New York Times

Investment bankers the world over are salivating at the fee bonanza that would emerge from a potential Saudi Aramco IPO.

If it went public, Saudi Aramco, the state-owned oil producer in Saudi Arabia, could generate a market value the equivalent of 12 Apples, or about $7 trillion. And that's based on a 2010 estimate.

Saudi Aramco's state oil reserves of 261 billion barrels is at least 10 times larger than ExxonMobil's. And ExxonMobil's market value is about $320 billion.

The Times notes that Saudi Aramco has had past banking relationships with JPMorgan Chase, Citigroup and Deutsche Bank.

Too big to fail, indeed.

The Times has a short profile of Colm Kelleher, who's now considered the likely successor to Morgan Stanley CEO James Gorman.

Kelleher, 58, was born in Ireland, graduated from Oxford with a degree in history and is a chartered accountant. He's worked most of his career at Morgan Stanley, primarily in the areas of trading and capital markets. His most recent positions at Morgan Stanley were president of its institutional securities division and CEO of Morgan Stanley International. He's been based in London and it's unknown if he'll move to New York, now that he's CEO-in-waiting.

Financial Times

Banks are losing popularity to online crowdfunding sites in Japan among women entrepreneurs. One of the most-popular Japanese crowdfunding sites is ReadyFor?, which recently added Goldman Sachs as a consultant.

Elsewhere...

CBS News: Millennials have more education and, on average, more money than their forebears. So does that mean they're better at managing their own finances? Nope, says PricewaterhouseCoopers.

U.S. consumers born between the early 1980s and the mid-1990s are heavy users of payday lenders, auto title lenders, rent-to-own products, tax refund advances and pawn shops, PwC said in a report issued Thursday.

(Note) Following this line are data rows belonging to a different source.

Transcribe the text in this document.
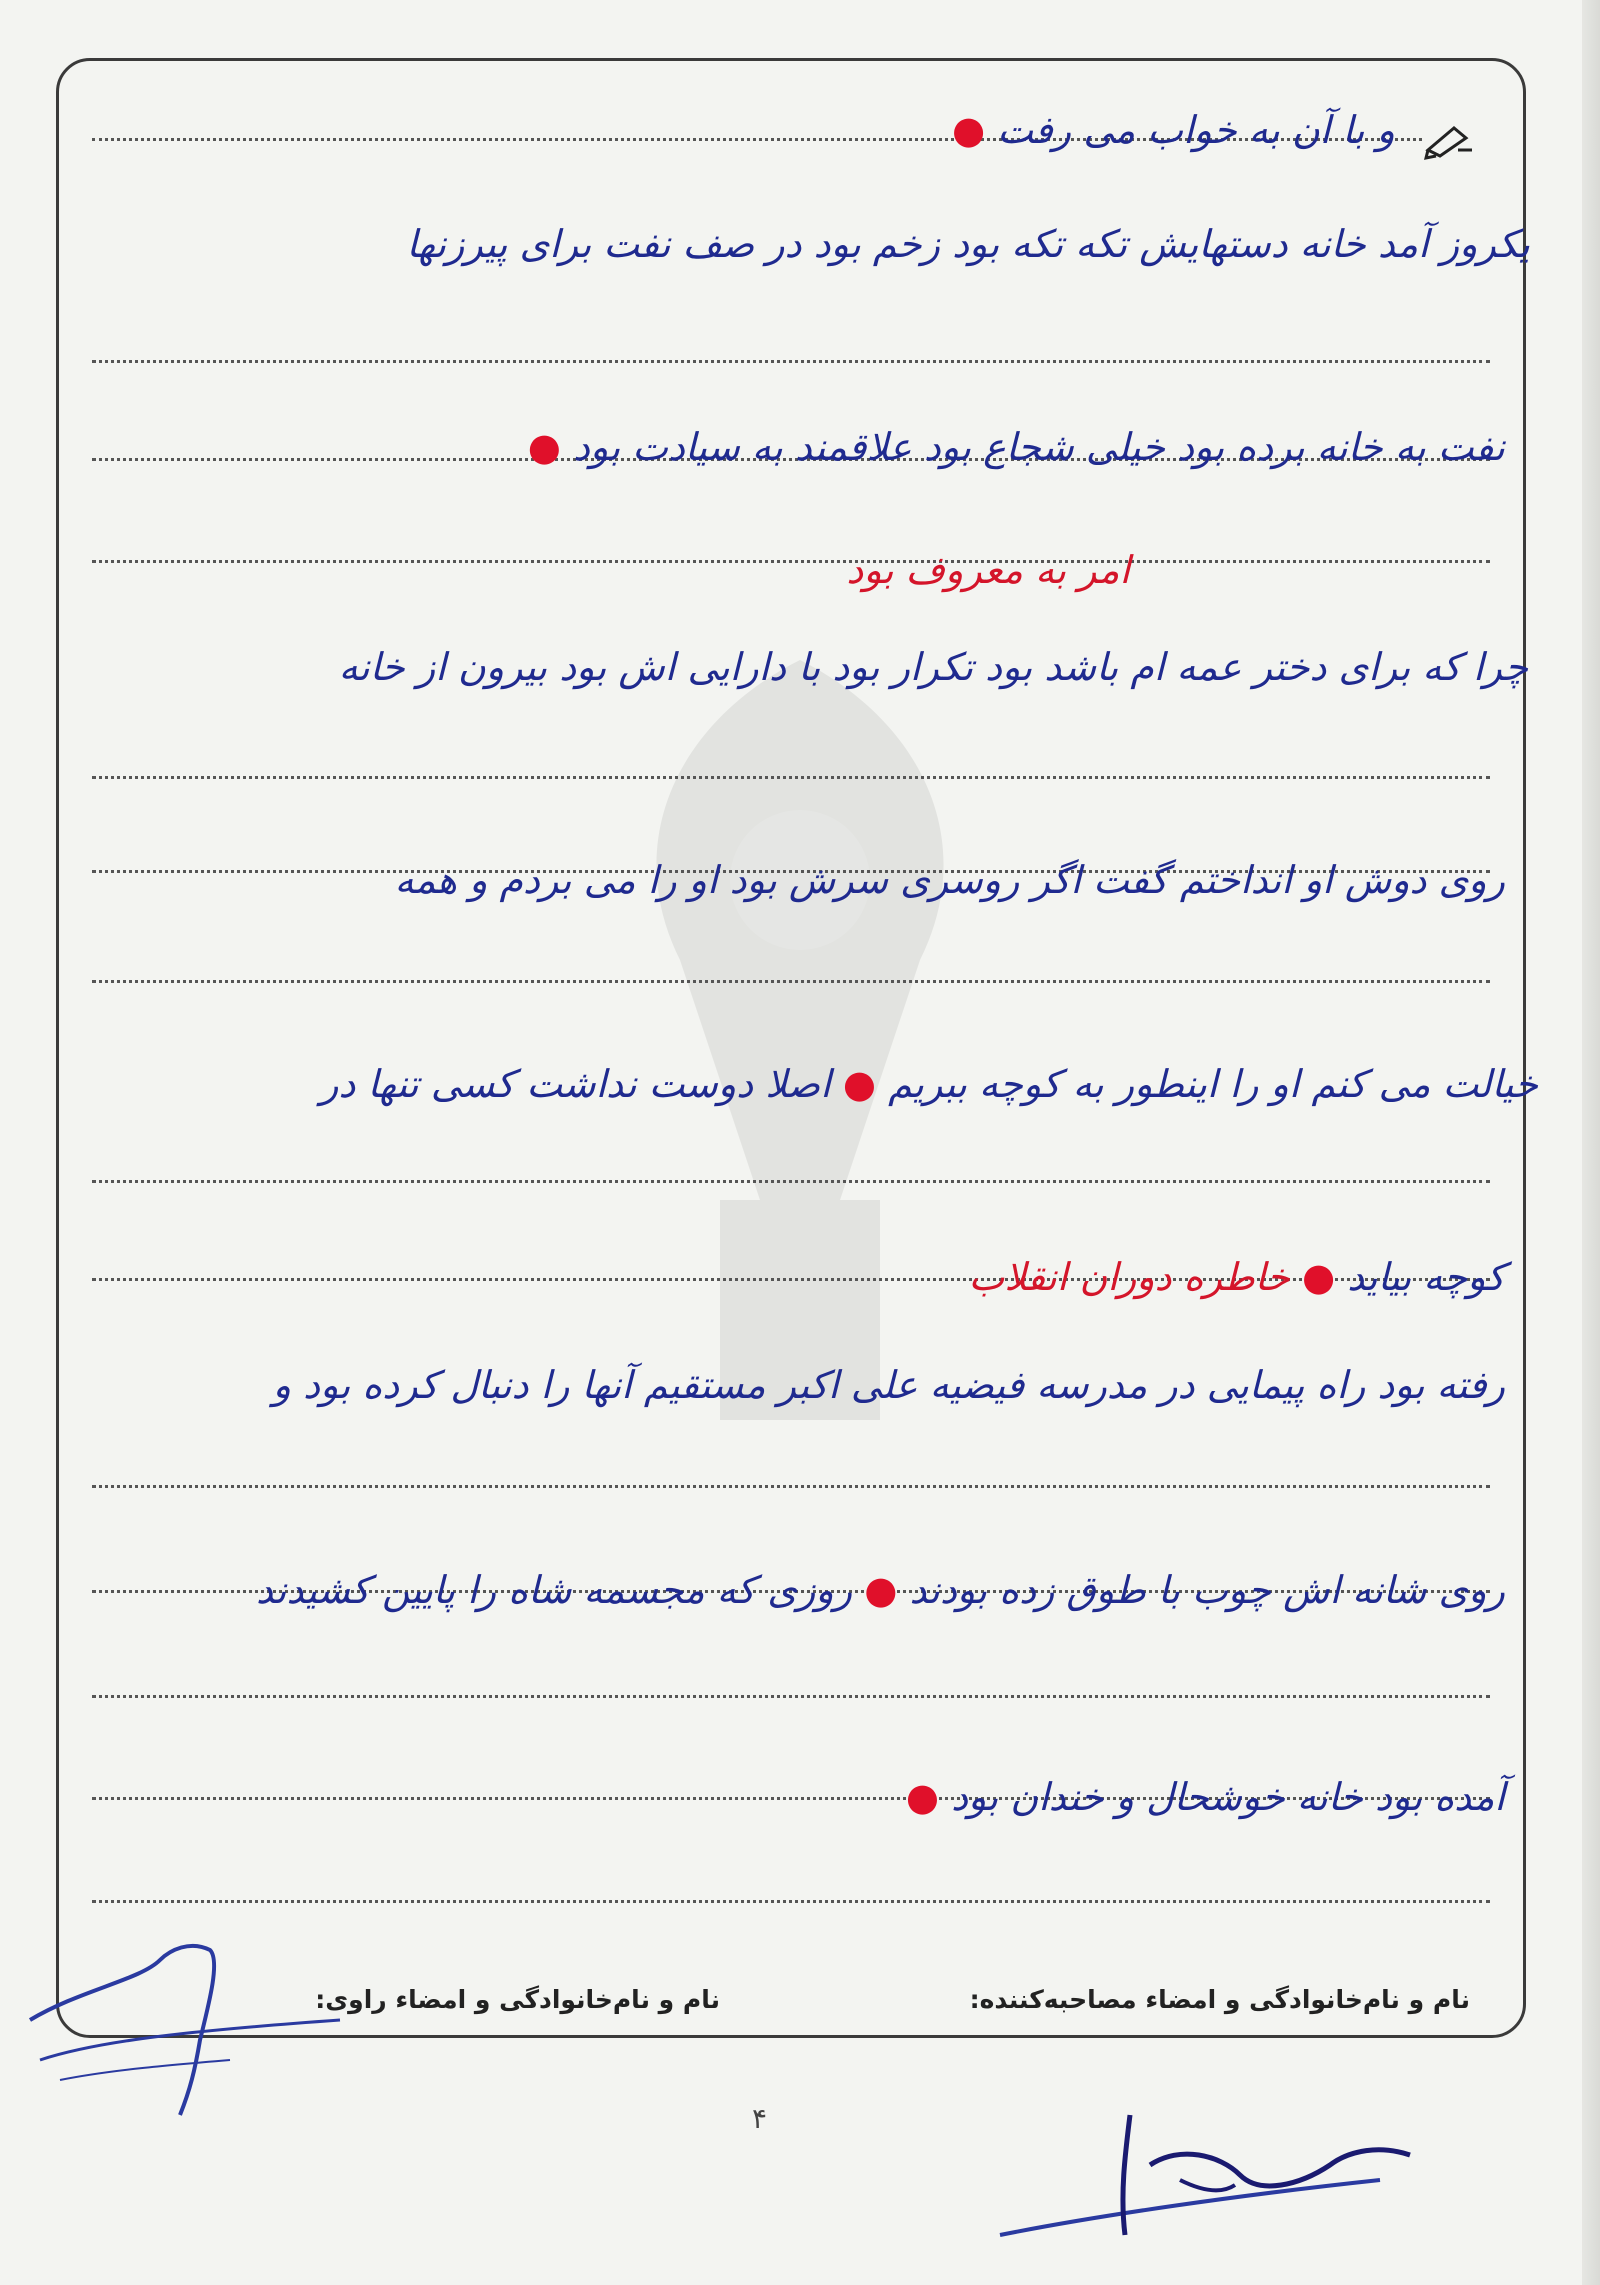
و با آن به خواب می رفت ●
یکروز آمد خانه دستهایش تکه تکه بود زخم بود در صف نفت برای پیرزنها
نفت به خانه برده بود خیلی شجاع بود علاقمند به سیادت بود ●
امر به معروف بود
چرا که برای دختر عمه ام باشد بود تکرار بود با دارایی اش بود بیرون از خانه
روی دوش او انداختم گفت اگر روسری سرش بود او را می بردم و همه
خیالت می کنم او را اینطور به کوچه ببریم ● اصلا دوست نداشت کسی تنها در
کوچه بیاید ● خاطره دوران انقلاب
رفته بود راه پیمایی در مدرسه فیضیه علی اکبر مستقیم آنها را دنبال کرده بود و
روی شانه اش چوب با طوق زده بودند ● روزی که مجسمه شاه را پایین کشیدند
آمده بود خانه خوشحال و خندان بود ●
نام و نام‌خانوادگی و امضاء مصاحبه‌کننده:
نام و نام‌خانوادگی و امضاء راوی:
۴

"There's an appetite for faster money quicker without thinking of the longer-term ramifications," said Shannon Schuyler, head of corporate responsibility at PwC.

Perhaps PwC's research is simply a reflection of the grumpiness of older generations about millennials, under the general theory that these young folks think they know better but refuse to take advice from their elders.

But PwC does toss out lots of statistics to buttress its point, based on studies done at George Washington University. About 42% of millennials used payday lenders or other types of nonbank providers typically classified as predatory, or at least charging excessively high interest rates. And only about 24% of millennials can demonstrate a basic level of financial literacy.

International Business Times: Citigroup's Citibank is developing an ATM that doesn't have a screen or a keypad. Instead, you stand near this ATM and it scans the information in your smartphone to authenticate your identity. Citi unveiled the prototype at the Consumer Electronics Show in Las Vegas.

St. Louis Business Journal: MasterCard has developed a mobile app for delivering groceries.

Consumers can order items directly from a Samsung smart refrigerator and have them delivered to their homes. (The article does not mention whose refrigerator, nor where it's located.)

MasterCard Labs, the credit card network's in-house R&D operations in the St. Louis area, developed the app.

The Street: Maybe it's time for some people to back away from the ledge and put away the razor wire. After all, it's only been a short time since the Fed raised interest rates.

But panic nevertheless persists that a recession is upon us, thanks to the stock market tanking. And that means banks can no longer look forward to expanding profit margins through additional rate hiles.